Wakil Ketua Umum MUI Kabupaten Bogor KH. Ahmad Ibnu Athoilah saat mengisi kuliah PKU Angkatan ke-19
Foto: Wakil Ketua Umum MUI Kabupaten Bogor KH. Ahmad Ibnu Athoilah saat mengisi kuliah PKU Angkatan ke-19. (YouTube MUI Kab. Bogor)

Lantas, bagaimana para ulama memaknai ibadah salat dalam kehidupan sehari-hari? Wakil Ketua MUI Kabupaten Bogor, KH. Ahmad Ibnu Athoillah, menjelaskan makna salat melalui pendekatan ilmu tasawuf.

Menurutnya, salat ibarat sebuah senjata. Banyak di antara kita yang memiliki senjata itu, namun tidak tahu cara menggunakannya, tidak tahu bagaimana menekan pelatuk, membidik sasaran, bahkan tidak tahu cara memasukkan peluru.

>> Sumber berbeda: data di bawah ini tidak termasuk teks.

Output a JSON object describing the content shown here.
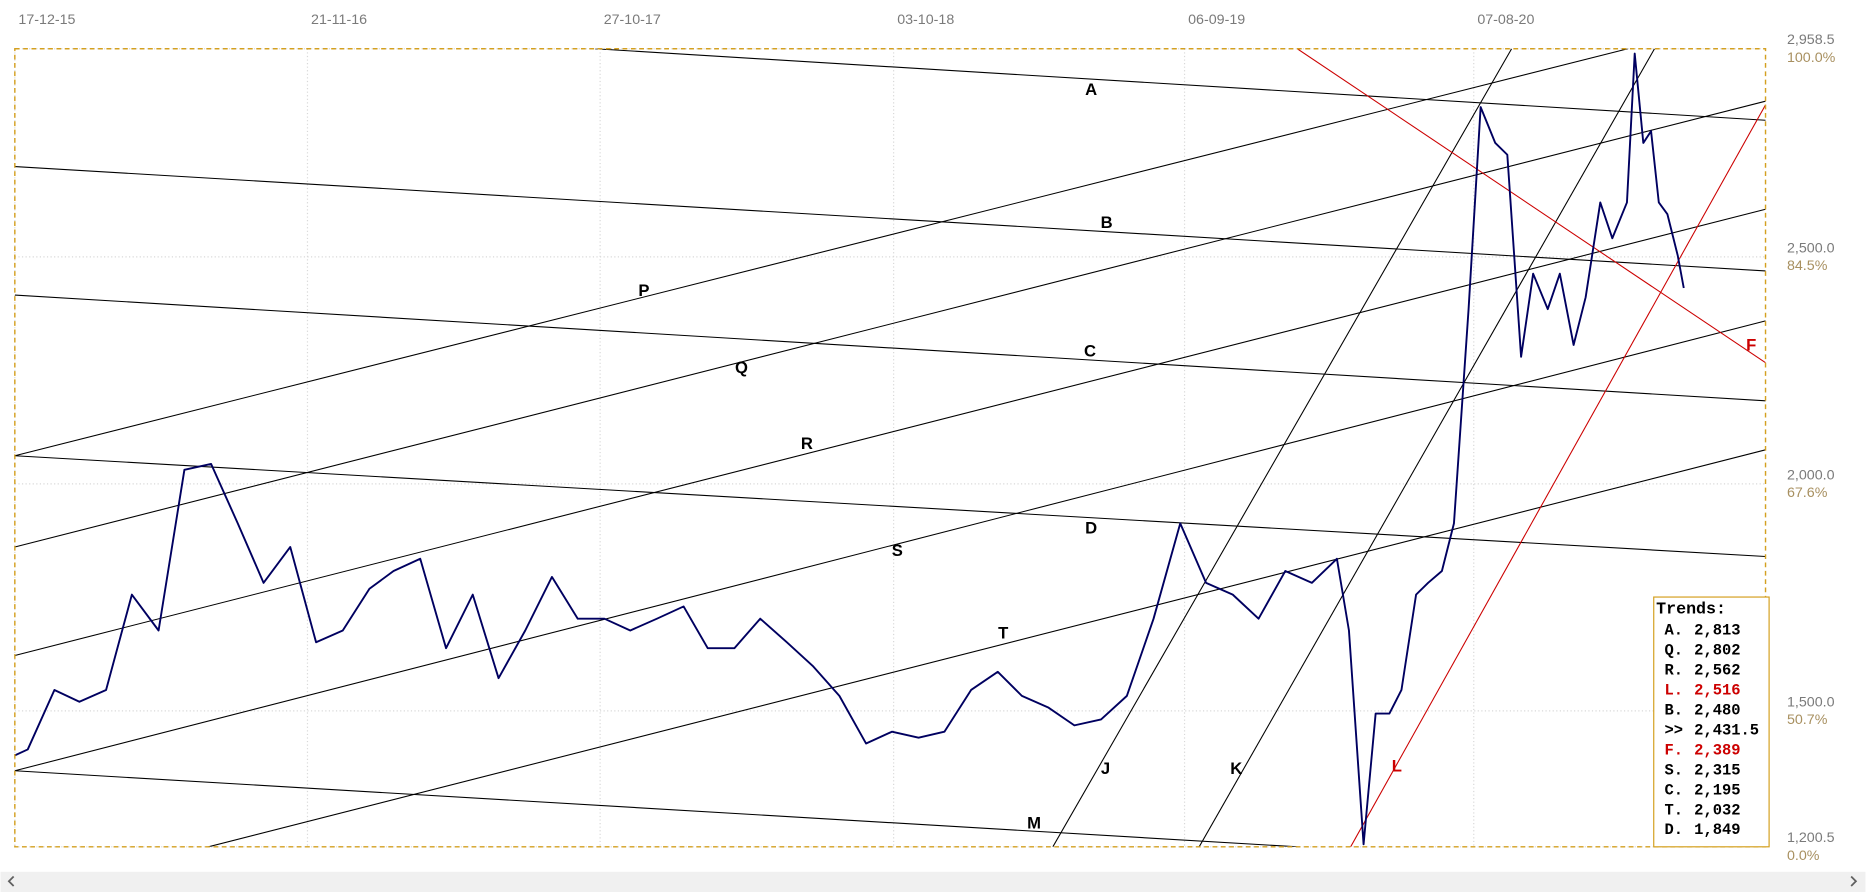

Jika kita berusaha memahami makna terdalam dari salat, maka ibadah itu akan menuntun hati kita untuk lebih dekat kepada Allah SWT., menghadirkan ketenangan batin, dan pada akhirnya membawa kita pada kehidupan yang indah sebagaimana yang selalu kita dambakan.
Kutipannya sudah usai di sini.